Justice Aedit Abdullah of the Singapore High Court found Dr Goh Jin Hian, son of former Prime Minister Goh Chok Tong, liable for breaches of director’s duties in the case involving the now-defunct Inter-Pacific Petroleum (IPP) Pte Ltd.
The court held Dr Goh, who served as a director of IPP from 28 June 2011 to 20 August 2019, accountable for the company’s substantial financial losses.
IPP’s liquidators had sued Dr Goh for US$156 million (S$209 million) in losses, alleging negligence in overseeing the company’s operations, which led to its engagement in fraudulent activities.
The claimed losses included US$146 million from cargo trading operations and US$10.5 million from bunkering operations, drawn at a time when IPP was reportedly in a state of balance-sheet insolvency.
In his brief ruling statement issued on 24 January, Justice Abdullah emphasized the responsibilities of a director. He stated, ‘The obligation is to monitor the affairs of the corporation.

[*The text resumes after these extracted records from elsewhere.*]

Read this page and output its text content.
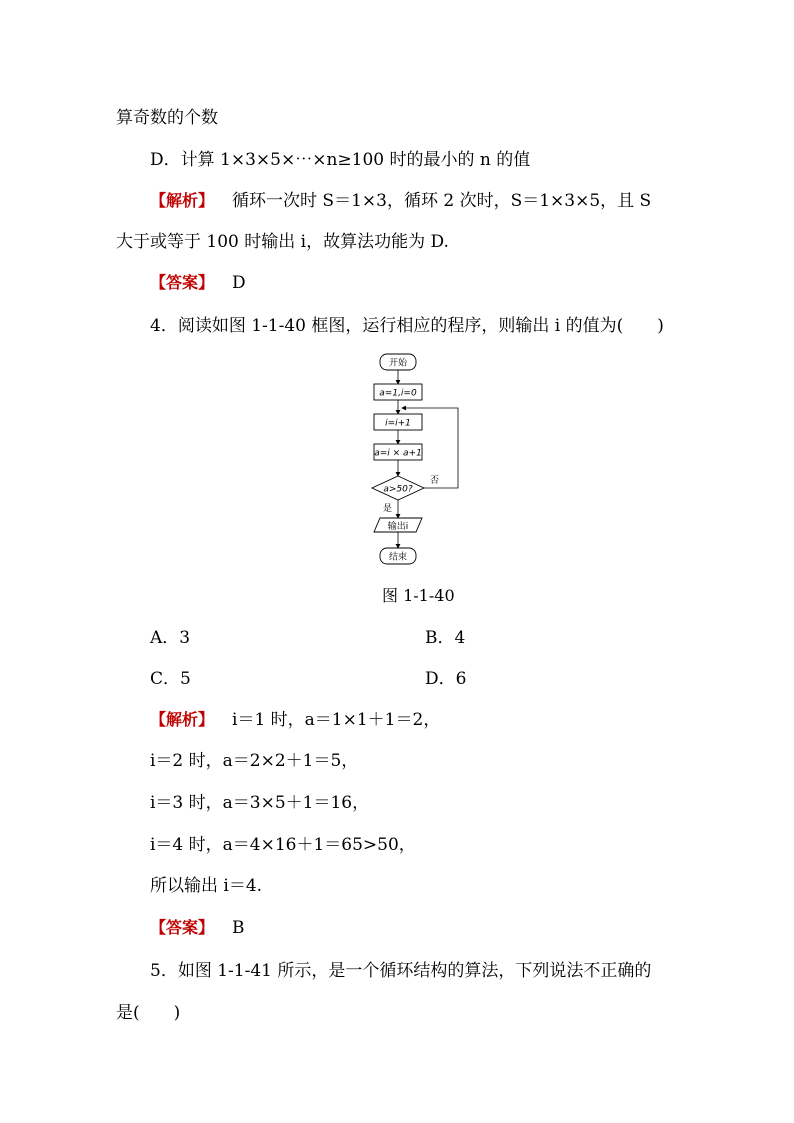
算奇数的个数
D．计算 1×3×5×⋯×n≥100 时的最小的 n 的值
【解析】 循环一次时 S＝1×3，循环 2 次时，S＝1×3×5，且 S
大于或等于 100 时输出 i，故算法功能为 D.
【答案】 D
4．阅读如图 1-1-40 框图，运行相应的程序，则输出 i 的值为(　　)
开始
a=1,i=0
i=i+1
a=i × a+1
a>50?
否
是
输出i
结束
图 1-1-40
A．3	B．4
C．5	D．6
【解析】 i＝1 时，a＝1×1＋1＝2，
i＝2 时，a＝2×2＋1＝5，
i＝3 时，a＝3×5＋1＝16，
i＝4 时，a＝4×16＋1＝65>50，
所以输出 i＝4.
【答案】 B
5．如图 1-1-41 所示，是一个循环结构的算法，下列说法不正确的
是(　　)
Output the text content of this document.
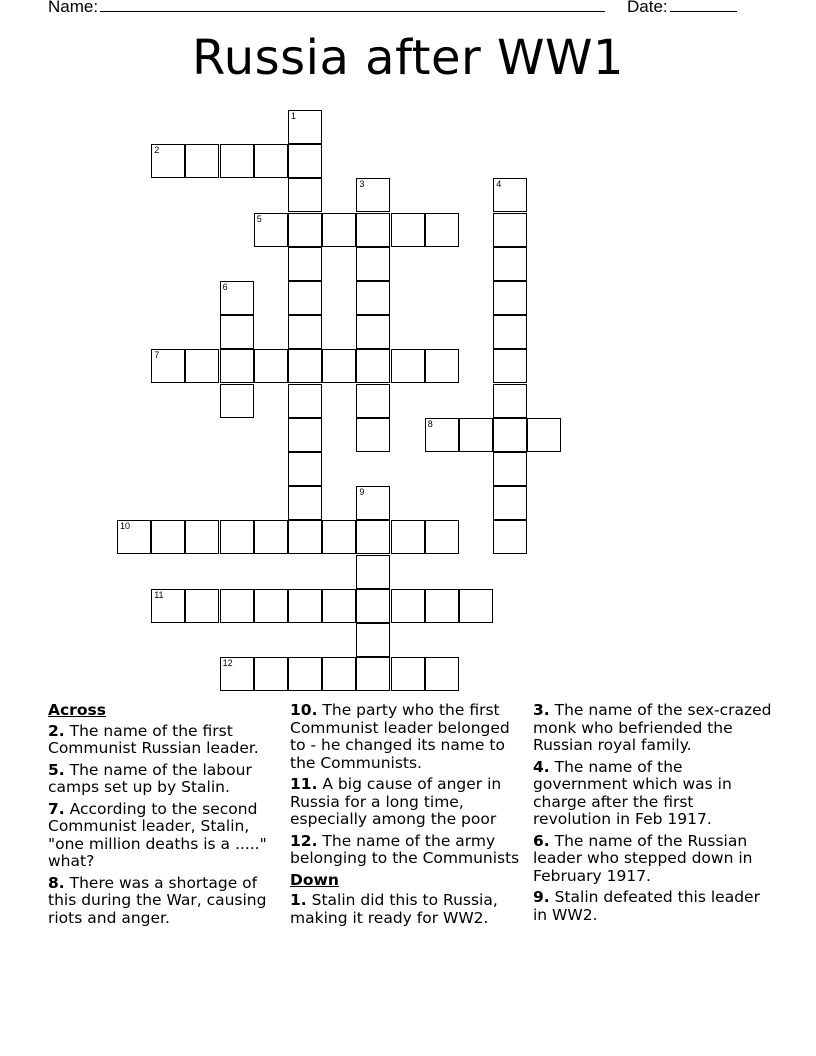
Name:	Date:
Russia after WW1
1
2
3	4
5
6
7
8
9
10
11
12
Across
2. The name of the first Communist Russian leader.
5. The name of the labour camps set up by Stalin.
7. According to the second Communist leader, Stalin, "one million deaths is a ....." what?
8. There was a shortage of this during the War, causing riots and anger.
10. The party who the first Communist leader belonged to - he changed its name to the Communists.
11. A big cause of anger in Russia for a long time, especially among the poor
12. The name of the army belonging to the Communists
Down
1. Stalin did this to Russia, making it ready for WW2.
3. The name of the sex-crazed monk who befriended the Russian royal family.
4. The name of the government which was in charge after the first revolution in Feb 1917.
6. The name of the Russian leader who stepped down in February 1917.
9. Stalin defeated this leader in WW2.
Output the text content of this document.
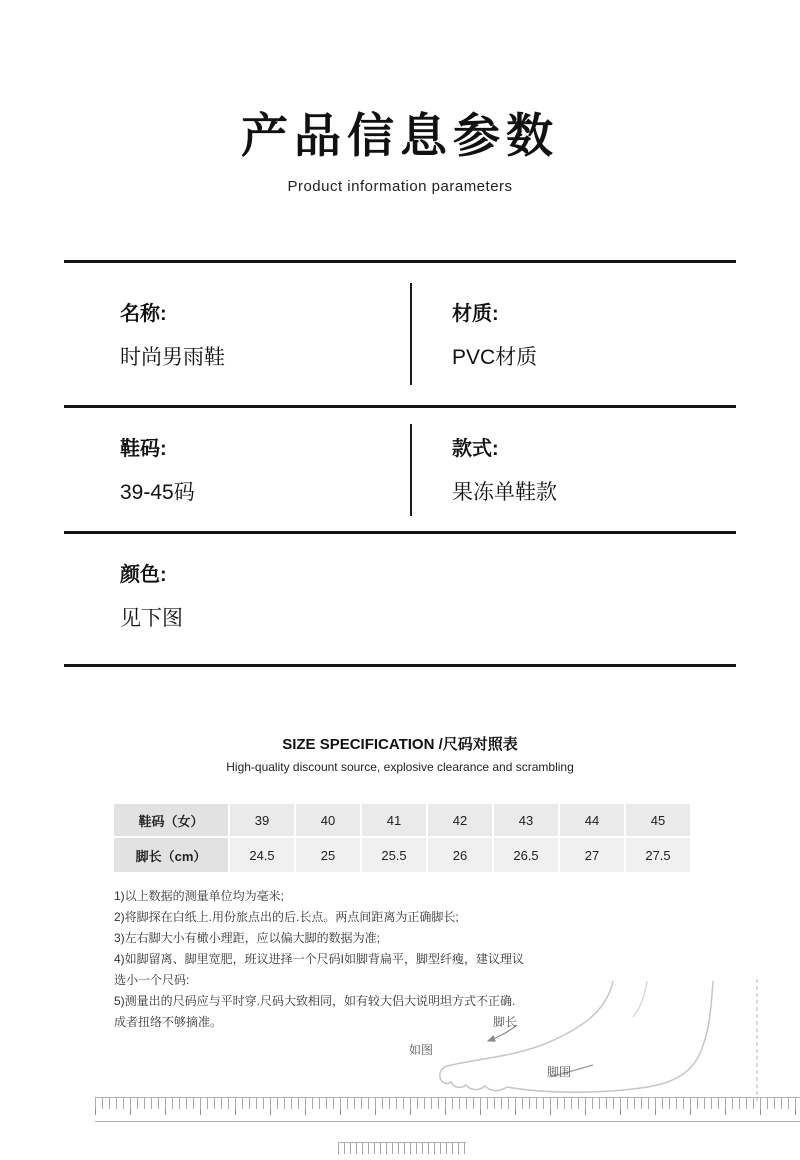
产品信息参数

Product information parameters

名称:
时尚男雨鞋
材质:
PVC材质
鞋码:
39-45码
款式:
果冻单鞋款
颜色:
见下图
SIZE SPECIFICATION /尺码对照表
High-quality discount source, explosive clearance and scrambling
鞋码（女）	39	40	41	42	43	44	45
脚长（cm）	24.5	25	25.5	26	26.5	27	27.5
1)以上数据的测量单位均为毫米;
2)将脚探在白纸上.用份旅点出的后.长点。两点间距离为正确脚长;
3)左右脚大小有橄小理距，应以偏大脚的数据为准;
4)如脚留离、脚里宽肥，班议进择一个尺码I如脚背扁平，脚型纤瘦，建议理议选小一个尺码:
5)测量出的尺码应与平时穿.尺码大致相同，如有较大侣大说明坦方式不正确.成者扭络不够摘准。	脚长
如图
脚围
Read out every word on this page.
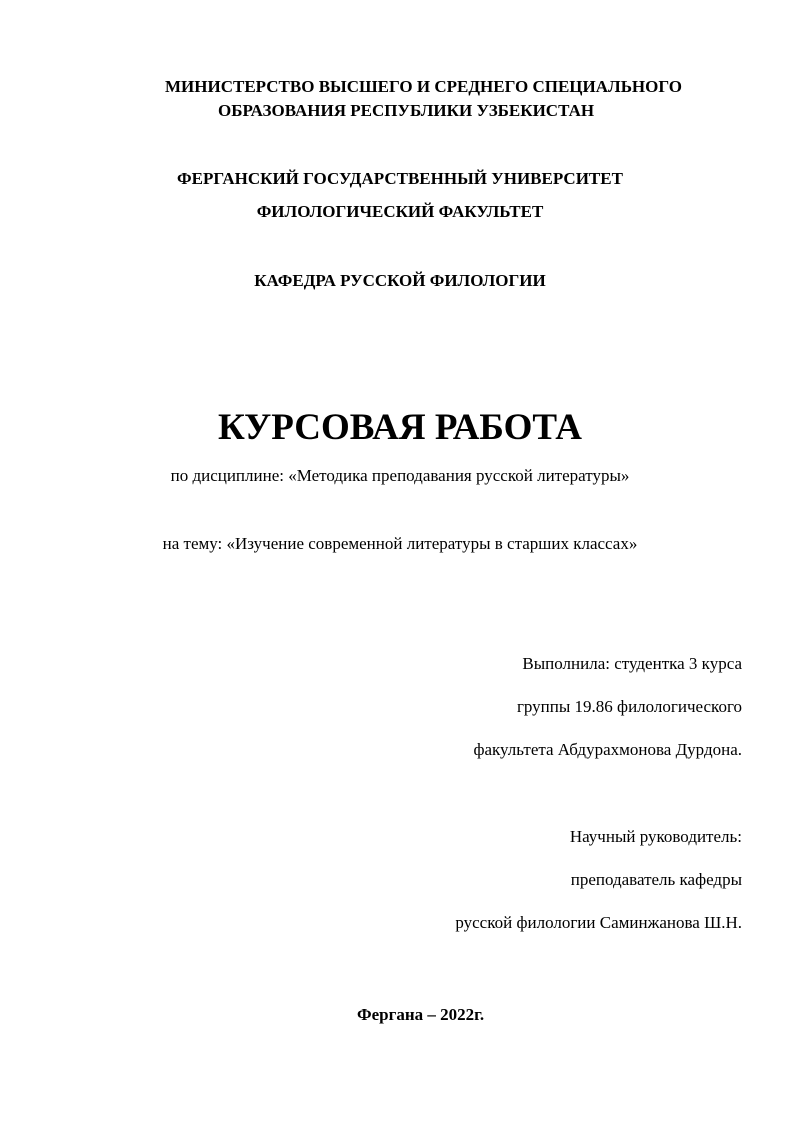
МИНИСТЕРСТВО ВЫСШЕГО И СРЕДНЕГО СПЕЦИАЛЬНОГО
ОБРАЗОВАНИЯ РЕСПУБЛИКИ УЗБЕКИСТАН
ФЕРГАНСКИЙ ГОСУДАРСТВЕННЫЙ УНИВЕРСИТЕТ
ФИЛОЛОГИЧЕСКИЙ ФАКУЛЬТЕТ
КАФЕДРА РУССКОЙ ФИЛОЛОГИИ
КУРСОВАЯ РАБОТА
по дисциплине: «Методика преподавания русской литературы»
на тему: «Изучение современной литературы в старших классах»
Выполнила: студентка 3 курса
группы 19.86 филологического
факультета Абдурахмонова Дурдона.
Научный руководитель:
преподаватель кафедры
русской филологии Саминжанова Ш.Н.
Фергана – 2022г.
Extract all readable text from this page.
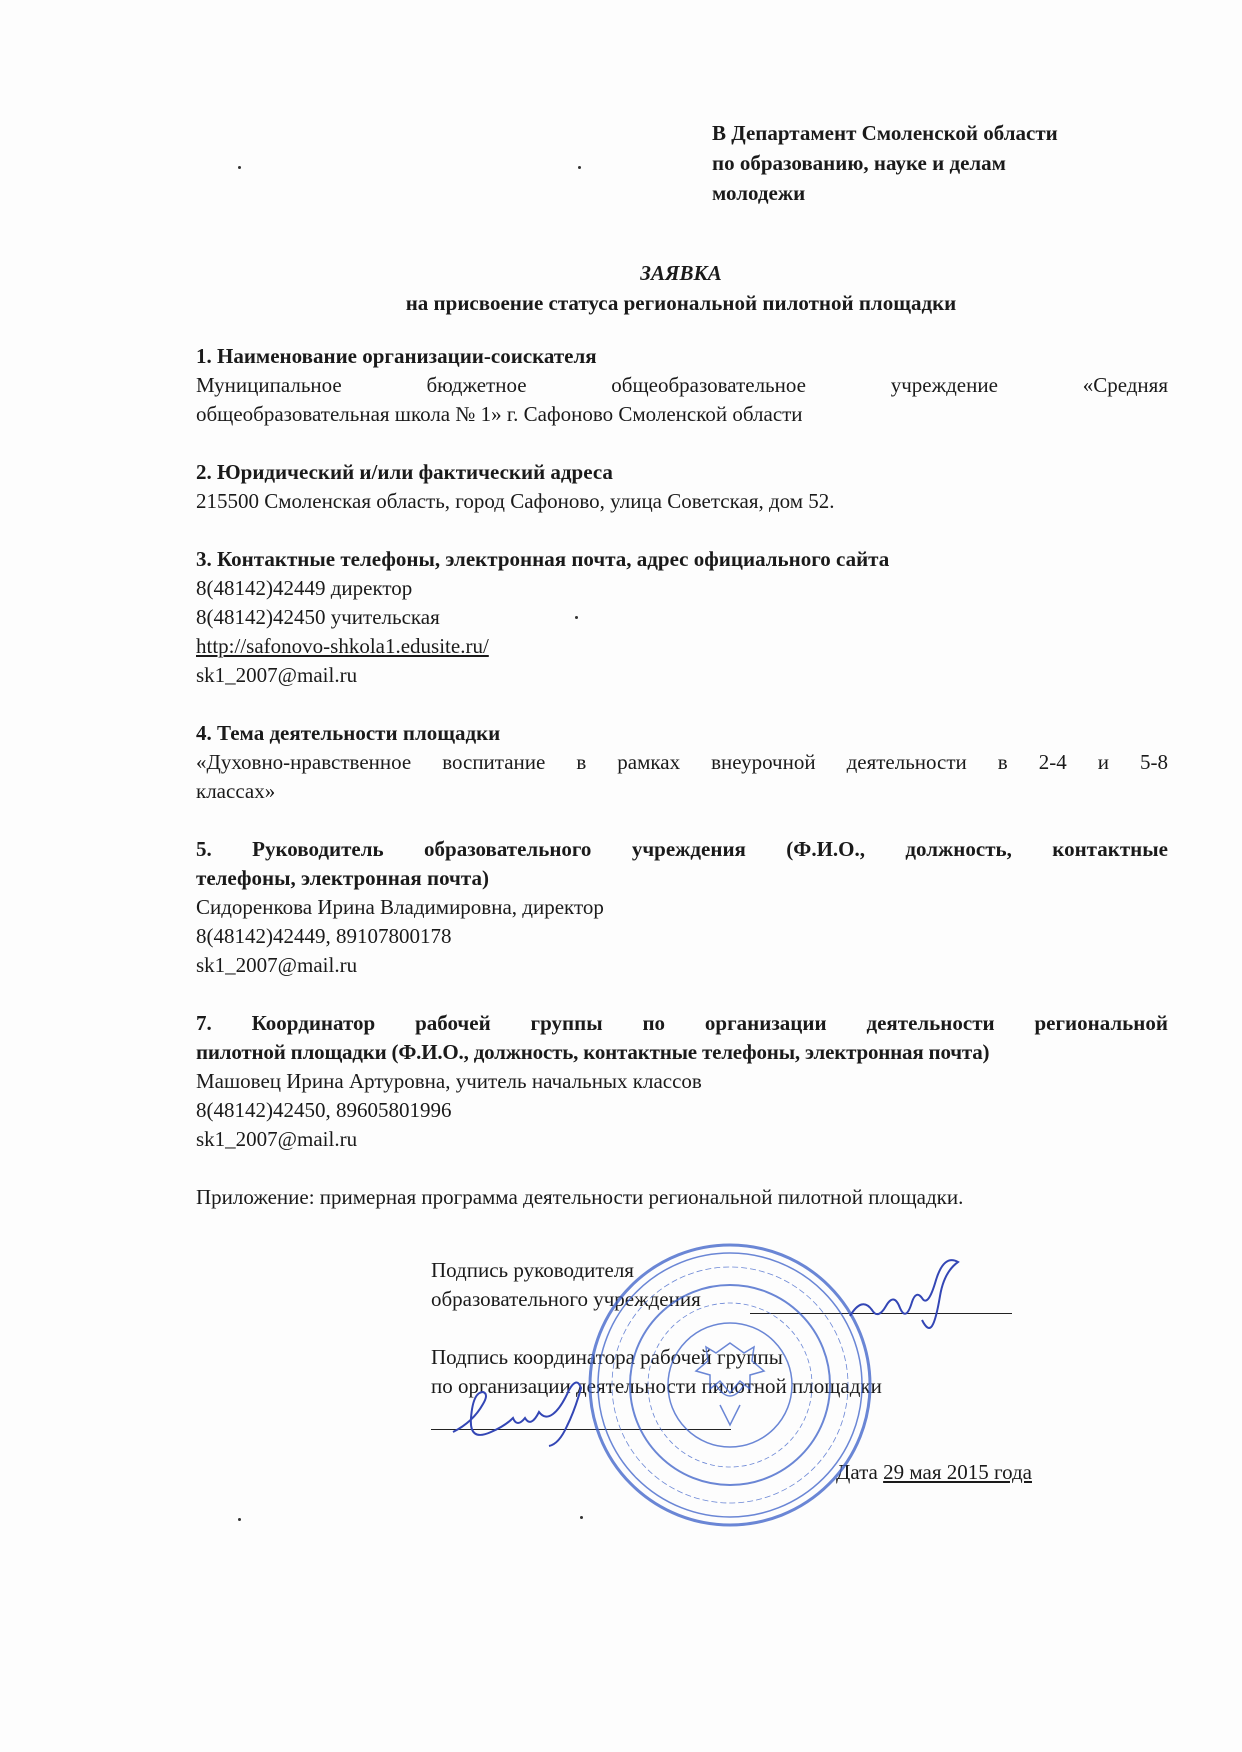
В Департамент Смоленской области
по образованию, науке и делам
молодежи
ЗАЯВКА
на присвоение статуса региональной пилотной площадки
1. Наименование организации-соискателя
Муниципальное бюджетное общеобразовательное учреждение «Средняя
общеобразовательная школа № 1» г. Сафоново Смоленской области
2. Юридический и/или фактический адреса
215500 Смоленская область, город Сафоново, улица Советская, дом 52.
3. Контактные телефоны, электронная почта, адрес официального сайта
8(48142)42449 директор
8(48142)42450 учительская
http://safonovo-shkola1.edusite.ru/
sk1_2007@mail.ru
4. Тема деятельности площадки
«Духовно-нравственное воспитание в рамках внеурочной деятельности в 2-4 и 5-8
классах»
5. Руководитель образовательного учреждения (Ф.И.О., должность, контактные
телефоны, электронная почта)
Сидоренкова Ирина Владимировна, директор
8(48142)42449, 89107800178
sk1_2007@mail.ru
7. Координатор рабочей группы по организации деятельности региональной
пилотной площадки (Ф.И.О., должность, контактные телефоны, электронная почта)
Машовец Ирина Артуровна, учитель начальных классов
8(48142)42450, 89605801996
sk1_2007@mail.ru
Приложение: примерная программа деятельности региональной пилотной площадки.
Подпись руководителя
образовательного учреждения
Подпись координатора рабочей группы
по организации деятельности пилотной площадки
Дата 29 мая 2015 года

This entails, among other things, at least a broad level of supervision of the activities of the officers of the corporation, for the protection of the company, its shareholders, and creditors.’
Justice Abdullah noted that while directors are not expected to manage daily operations or scrutinize every minor detail, they must maintain an active role in oversight.
The judge critically observed, “The defendant in his specific circumstances owed the duty to be fully apprised of the affairs of the company, especially those relating to its profitability or otherwise. That thus entailed a need for him to be aware of and to monitor all the activities, including the cargo trading business.”
He further added, “Not all details need be known by the director, but what was in issue here went beyond the level of day-to-day detail. The cargo trading business was a significant portion of the activity of the company. The evidence showed a lack of knowledge by the defendant of this activity.”
Justice Abdullah concluded that Dr Goh’s lack of diligence and oversight significantly contributed to the financial losses.
He noted, “Loss was caused to IPP through the transactions and drawdowns which should not have been carried out and would not have been had Goh performed his duties as a director.”
Addressing Dr Goh’s defence regarding the adequacy of information provided within the company, Justice Abdullah stated, “The information was insufficient to address or dispel the significant financial concerns that arose. An honest and reasonably diligent director would have conducted a more thorough investigation into these matters.”
Between 2017 and August 2019, Dr Goh held 36 concurrent directorships. In 2020, he stepped down as the non-independent, non-executive chairman of New Silkroutes Group, a healthcare and energy firm, and resigned as an independent director of Cordlife Group, a cord-blood banking firm.
The judge established that Goh is liable for the significant financial losses suffered by the company.
Justice Abdullah affirmed that due to Goh’s failure to act upon several red flags which emerged as early as 7 February 2018, he should bear responsibility for the entire loss incurred during the period of June to July 2019.
This loss amounts to a staggering US$146,047,099.60, along with the interest claimed on the relevant facilities, as outlined in the statement of claim.
Furthermore, Justice Abdullah dismissed Dr Goh’s argument about the banks’ alleged breach of duty as speculative and irrelevant to his liability.
He agreed with IPP that Goh breached his fiduciary duty to the company by failing to consider the interests of its creditors. This duty arises not only when a company is insolvent but also when it is in a precarious financial state, which was evidently the case by June 2019.
However, Justice Abdullah did not fully accept IPP’s claim for a specific loss of $10,508,238.71, citing a lack of sufficient evidence linking this loss directly to Dr Goh’s breach of duty.
In terms of relief under section 391 of the Companies Act, Justice Abdullah stated, “The provision requires that it appears to the court that the person had acted honestly and reasonably, and that the person ought to fairly be excused from negligence or breach. At the very least, the circumstances precluded the conclusion that the defendant had acted reasonably.”
A further hearing is scheduled to provide additional directions, including for cost submissions and to address any applications arising from this decision.
Dr Goh is also facing 39 charges under the Securities and Futures Act. Allegations against Dr Goh include manipulating the price of New Silkroutes’ securities on 31 trading days from February 2018 to August 2018.